You can reuse the same keystore file but with a different value for the server security certificate to refresh the server certificate to be used by the integration server without having to restart the integration server. Instead of updating the server certificate by using the PATCH verb in the REST API, as described in Dynamically updating the properties of the HTTPS Connector resource manager, you must use the POST method to load a new server certificate that you have defined in a certificate file with the same name as one that you have previously used.

Procedure

Use the following commands to refresh the integration server TLS configuration, including the updated server certificate value in the reused certificate file.
Updates take effect on the first inbound connection following the update. You do not have to restart the integration server for the changes to take effect.

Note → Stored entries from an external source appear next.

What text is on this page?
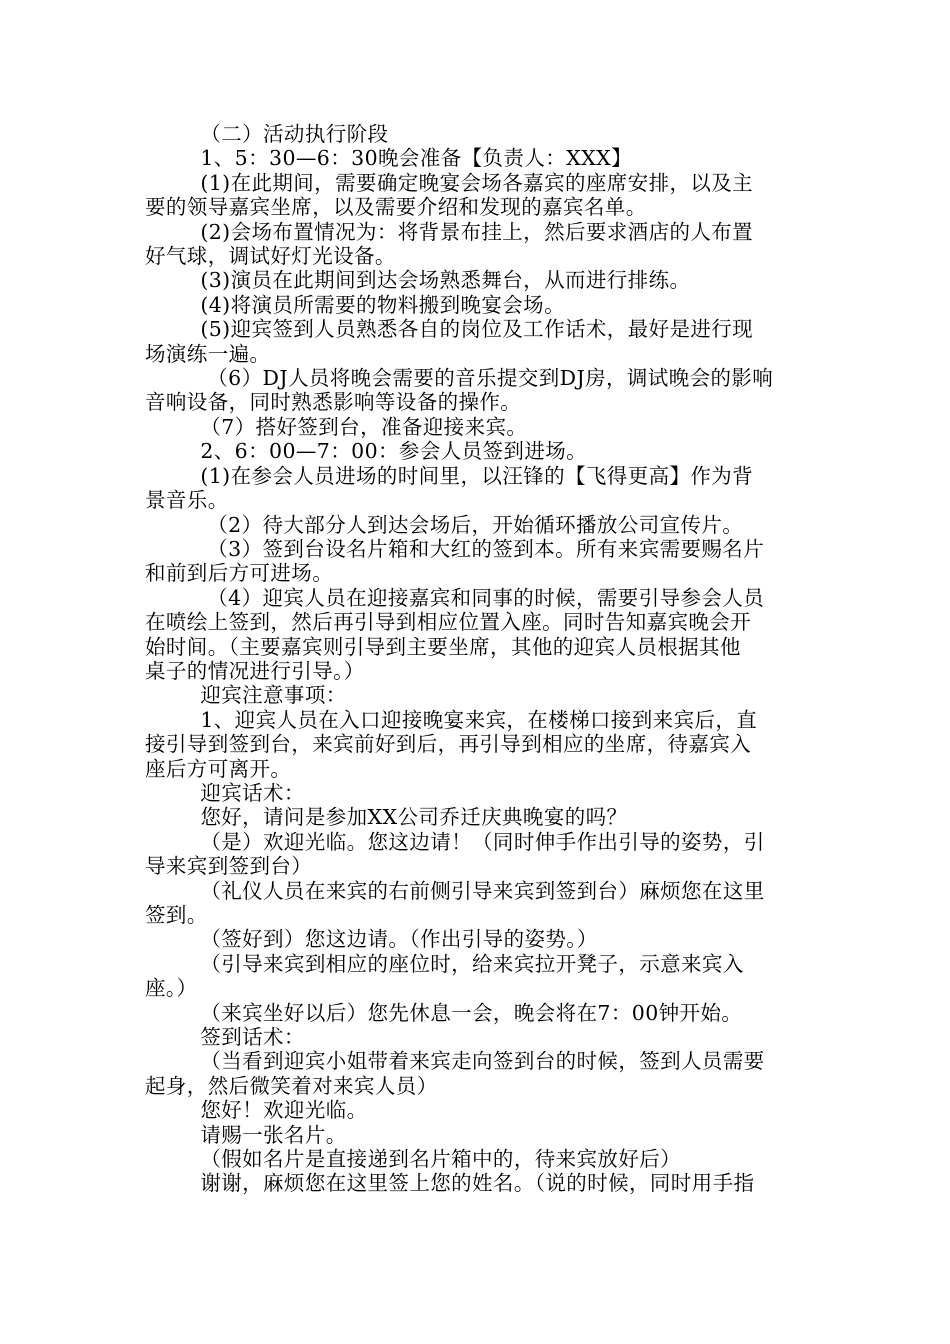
（二）活动执行阶段
1、5：30—6：30晚会准备【负责人：XXX】
(1)在此期间，需要确定晚宴会场各嘉宾的座席安排，以及主
要的领导嘉宾坐席，以及需要介绍和发现的嘉宾名单。
(2)会场布置情况为：将背景布挂上，然后要求酒店的人布置
好气球，调试好灯光设备。
(3)演员在此期间到达会场熟悉舞台，从而进行排练。
(4)将演员所需要的物料搬到晚宴会场。
(5)迎宾签到人员熟悉各自的岗位及工作话术，最好是进行现
场演练一遍。
（6）DJ人员将晚会需要的音乐提交到DJ房，调试晚会的影响
音响设备，同时熟悉影响等设备的操作。
（7）搭好签到台，准备迎接来宾。
2、6：00—7：00：参会人员签到进场。
(1)在参会人员进场的时间里，以汪锋的【飞得更高】作为背
景音乐。
（2）待大部分人到达会场后，开始循环播放公司宣传片。
（3）签到台设名片箱和大红的签到本。所有来宾需要赐名片
和前到后方可进场。
（4）迎宾人员在迎接嘉宾和同事的时候，需要引导参会人员
在喷绘上签到，然后再引导到相应位置入座。同时告知嘉宾晚会开
始时间。（主要嘉宾则引导到主要坐席，其他的迎宾人员根据其他
桌子的情况进行引导。）
迎宾注意事项：
1、迎宾人员在入口迎接晚宴来宾，在楼梯口接到来宾后，直
接引导到签到台，来宾前好到后，再引导到相应的坐席，待嘉宾入
座后方可离开。
迎宾话术：
您好，请问是参加XX公司乔迁庆典晚宴的吗？
（是）欢迎光临。您这边请！（同时伸手作出引导的姿势，引
导来宾到签到台）
（礼仪人员在来宾的右前侧引导来宾到签到台）麻烦您在这里
签到。
（签好到）您这边请。（作出引导的姿势。）
（引导来宾到相应的座位时，给来宾拉开凳子，示意来宾入
座。）
（来宾坐好以后）您先休息一会，晚会将在7：00钟开始。
签到话术：
（当看到迎宾小姐带着来宾走向签到台的时候，签到人员需要
起身，然后微笑着对来宾人员）
您好！欢迎光临。
请赐一张名片。
（假如名片是直接递到名片箱中的，待来宾放好后）
谢谢，麻烦您在这里签上您的姓名。（说的时候，同时用手指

  • For example, to ensure the use of an updated server certificate specified in a reused certificate file for an independent integration server, use the following curl command:
    curl -X POST http://hostname:port/apiv2/resource-managers/https-connector/refresh-tls-config
  • For a managed integration server:
    curl -X POST http://hostname:port/apiv2/servers/{server}/resource-managers/https-connector/refresh-tls-config
If the command is successful, an HTTP status code 200 is returned.